“I have to get up soon.” Vinny strokes my head as he speaks.

“I know. But I’m so comfy.” I snuggle closer to him, his warm body feeling incredible flush against mine. My body uncaring that it just spent the last hour greedily consuming his, the desire for more of him is just never quelled. Selfishly, I want to stay in bed all day, forget the ride they have planned, and keep him all to myself. I’m worried that today will be hard on him. Nico, on the other hand, thinks it will be good for Vinny. Help him get past the sour memory of his lost father by riding in the Veteran’s fundraising motorcycle run again this year. I’m not so sure. The loss to Vinny, of a father that never really was, came harder than anything else. He grieved the loss of a man he honored from the time he was a child. A veteran that he clung to for purpose in his darkest hours.

As Vinny gets dressed, I’m still undecided on giving him what I’ve planned. For five weeks, I’ve tossed the idea back and forth, one day thinking it was a great idea, the next wondering if I was crazy for even considering giving it to him.

Eventually, we both begin to get dressed. “You okay?” I sit on the bed next to Vinny. He’s been quiet since he got back out of bed.

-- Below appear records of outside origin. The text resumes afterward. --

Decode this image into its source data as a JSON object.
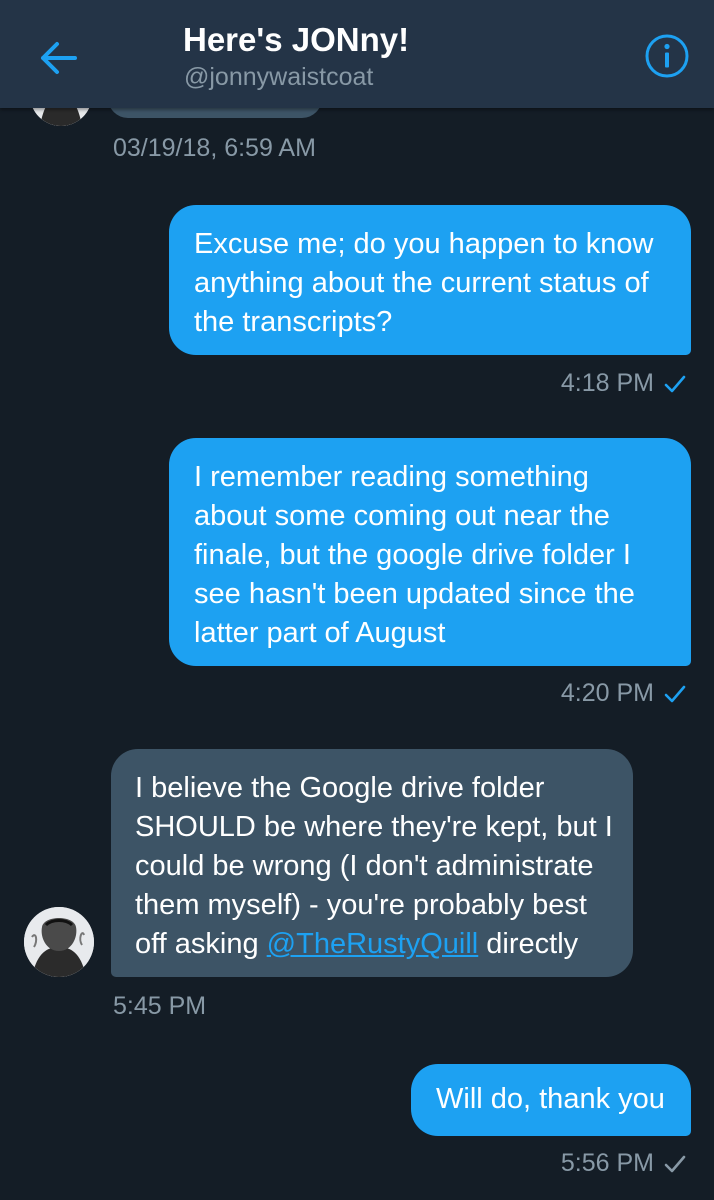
{
  "header": {
    "title": "Here's JONny!",
    "handle": "@jonnywaistcoat",
    "back_icon": "arrow-left-icon",
    "info_icon": "info-circle-icon",
    "accent": "#1da1f2"
  },
  "thread": {
    "prev_timestamp": "03/19/18, 6:59 AM",
    "messages": [
      {
        "from": "me",
        "lines": [
          "Excuse me; do you happen to know",
          "anything about the current status of",
          "the transcripts?"
        ],
        "time": "4:18 PM",
        "status": "read"
      },
      {
        "from": "me",
        "lines": [
          "I remember reading something",
          "about some coming out near the",
          "finale, but the google drive folder I",
          "see hasn't been updated since the",
          "latter part of August"
        ],
        "time": "4:20 PM",
        "status": "read"
      },
      {
        "from": "them",
        "lines": [
          "I believe the Google drive folder",
          "SHOULD be where they're kept, but I",
          "could be wrong (I don't administrate",
          "them myself) - you're probably best"
        ],
        "last_line_before": "off asking ",
        "mention": "@TheRustyQuill",
        "last_line_after": " directly",
        "time": "5:45 PM"
      },
      {
        "from": "me",
        "lines": [
          "Will do, thank you"
        ],
        "time": "5:56 PM",
        "status": "sent"
      }
    ]
  },
  "colors": {
    "background": "#141d26",
    "header": "#243447",
    "sent_bubble": "#1da1f2",
    "received_bubble": "#3d5466",
    "meta_text": "#8899a6"
  }
}
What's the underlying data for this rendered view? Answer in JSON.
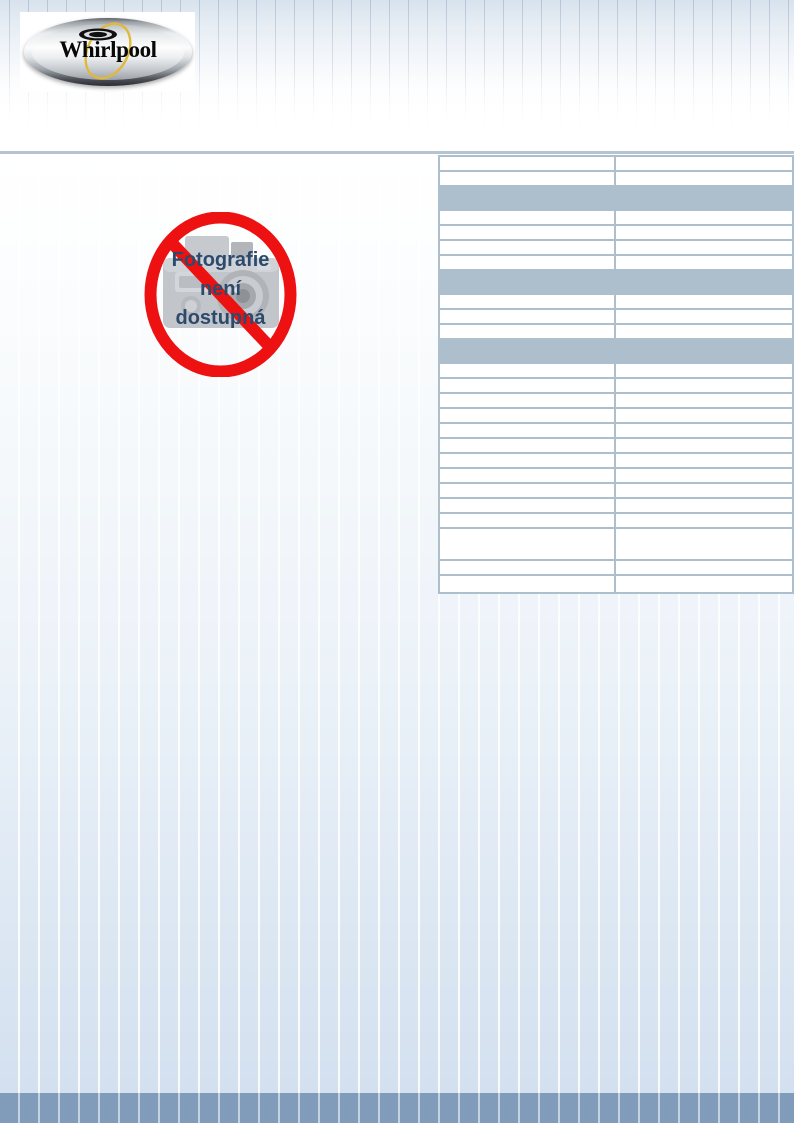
{
  "document": {
    "brand": "Whirlpool",
    "language": "cs",
    "page_size": "A4"
  },
  "header": {
    "logo": {
      "wordmark": "Whirlpool",
      "shape": "oval-badge",
      "swirl_color": "#e0b93c",
      "badge_colors": [
        "#2b2e32",
        "#fdfdfd",
        "#9ba1a7"
      ]
    }
  },
  "photo_placeholder": {
    "lines": [
      "Fotografie",
      "není",
      "dostupná"
    ],
    "full_text": "Fotografie není dostupná",
    "icon": "camera-icon",
    "overlay_icon": "no-photo-prohibition-icon",
    "text_color": "#2d4a6d",
    "ban_color": "#ee1111",
    "camera_color": "#b9bcc0"
  },
  "spec_table": {
    "columns": [
      "",
      ""
    ],
    "rows": [
      {
        "type": "data",
        "label": "",
        "value": ""
      },
      {
        "type": "data",
        "label": "",
        "value": ""
      },
      {
        "type": "section",
        "label": "",
        "value": ""
      },
      {
        "type": "data",
        "label": "",
        "value": ""
      },
      {
        "type": "data",
        "label": "",
        "value": ""
      },
      {
        "type": "data",
        "label": "",
        "value": ""
      },
      {
        "type": "data",
        "label": "",
        "value": ""
      },
      {
        "type": "section",
        "label": "",
        "value": ""
      },
      {
        "type": "data",
        "label": "",
        "value": ""
      },
      {
        "type": "data",
        "label": "",
        "value": ""
      },
      {
        "type": "data",
        "label": "",
        "value": ""
      },
      {
        "type": "section",
        "label": "",
        "value": ""
      },
      {
        "type": "data",
        "label": "",
        "value": ""
      },
      {
        "type": "data",
        "label": "",
        "value": ""
      },
      {
        "type": "data",
        "label": "",
        "value": ""
      },
      {
        "type": "data",
        "label": "",
        "value": ""
      },
      {
        "type": "data",
        "label": "",
        "value": ""
      },
      {
        "type": "data",
        "label": "",
        "value": ""
      },
      {
        "type": "data",
        "label": "",
        "value": ""
      },
      {
        "type": "data",
        "label": "",
        "value": ""
      },
      {
        "type": "data",
        "label": "",
        "value": ""
      },
      {
        "type": "data",
        "label": "",
        "value": ""
      },
      {
        "type": "data",
        "label": "",
        "value": ""
      },
      {
        "type": "tall",
        "label": "",
        "value": ""
      },
      {
        "type": "data",
        "label": "",
        "value": ""
      },
      {
        "type": "med",
        "label": "",
        "value": ""
      }
    ]
  },
  "colors": {
    "table_border": "#adbecd",
    "table_section_band": "#adbecd",
    "top_rule": "#b6c3d1",
    "footer_bar": "#819cba",
    "body_gradient_top": "#ffffff",
    "body_gradient_bottom": "#d3e0ef"
  }
}
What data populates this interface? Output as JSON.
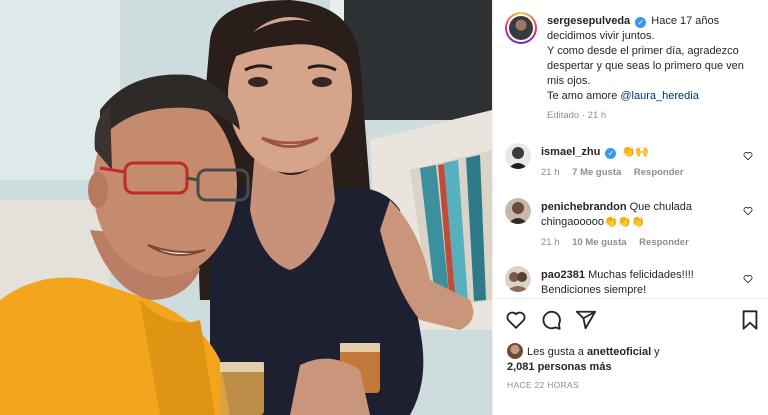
{
  "post": {
    "username": "sergesepulveda",
    "caption_lines": [
      "Hace 17 años decidimos vivir juntos.",
      "Y como desde el primer día, agradezco despertar y que seas lo primero que ven mis ojos.",
      "Te amo amore "
    ],
    "mention": "@laura_heredia",
    "edited_label": "Editado · 21 h"
  },
  "comments": [
    {
      "username": "ismael_zhu",
      "text": "👏🙌",
      "time": "21 h",
      "likes": "7 Me gusta",
      "reply": "Responder",
      "verified": true
    },
    {
      "username": "penichebrandon",
      "text": "Que chulada chingaooooo👏👏👏",
      "time": "21 h",
      "likes": "10 Me gusta",
      "reply": "Responder",
      "verified": false
    },
    {
      "username": "pao2381",
      "text": "Muchas felicidades!!!! Bendiciones siempre!",
      "verified": false
    }
  ],
  "likes_summary": {
    "prefix": "Les gusta a ",
    "user": "anetteoficial",
    "connector": " y",
    "count": "2,081 personas más"
  },
  "time_ago": "HACE 22 HORAS",
  "icons": [
    "heart-icon",
    "comment-icon",
    "share-icon",
    "bookmark-icon"
  ]
}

He nods silently, seemingly lost in thought. “There’s lots of Veterans out there that should be honored. I keep telling myself it’s not about me. But it’s hard not to be reminded.” He pauses. “I don’t know, I feel like I lost someone, yet I never really had them to lose.”

My decision finally made for me, I walk to my purse and pull out an envelope. Removing a single page I’d written and balled up so many times, I offer it to the man I love as comfort. Vinny takes it and begins reading.

Staff Sargent Charles Fisher, Jr.

3/30/1960–1/19/1988.

Survived by his parents, Charles Fisher, Sr. and Laura Cantly Fisher, Staff Sargent Charles Fisher, Jr. was laid to rest on January nineteenth, nineteen hundred and eighty-eight.

A dedicated, two tour military hero, Sgt. Fisher was killed in the line of duty in Helmand Province, Afghanistan. Three days before the end of his second tour, Sgt. Fisher was passing through Helmand in route to the US Embassy, when he came upon a bus exploded by the detonation of a suicide bomber.

Acting quickly, and without regard for his own safety, Sgt. Fisher dragged seven children from the burning vehicle while under enemy fire. As he removed the final child, insurgents moved in closer, finding a new target for their hostile fire, hitting Sgt. Fisher five times. All victims were rushed to a nearby military hospital. Miraculously, all seven children survived. Sgt. Fisher was pronounced dead on arrival.

A look of confusion on Vinny’s face, I remove the dog tags he’d ripped off his neck the day he found out the truth about his father.

“These dog tags belong to a hero. I researched the ID number. The man you’ve honored by wearing them may not be your father, but I thought you would be proud to wear them today anyway.”

Vinny closes his eyes for a minute and I watch as his throat works to swallow. Eyes opening to a window of emotion, pain that was only just recently in the forefront being overshadowed by caring and love, he leans down and lowers his head. Gently, I slip the worn tags around his neck, softly kissing his cheek.

Vinny pulls me against his chest for a hug, wrapping his arms around me tightly. “You rewrote the ending of my story with the truth.”

I smile against his chest. I hadn’t thought about it that way, but I guess I did. Releasing his grip on me, Vinny pulls his head back enough to look into my eyes. His baby blues shoot an arrow straight through my heart, “I’m rewriting the ending to our story, Liv. I’m giving you your happily ever after. I promise.”

Finally, more than seven years in the making, I have no doubt that he will.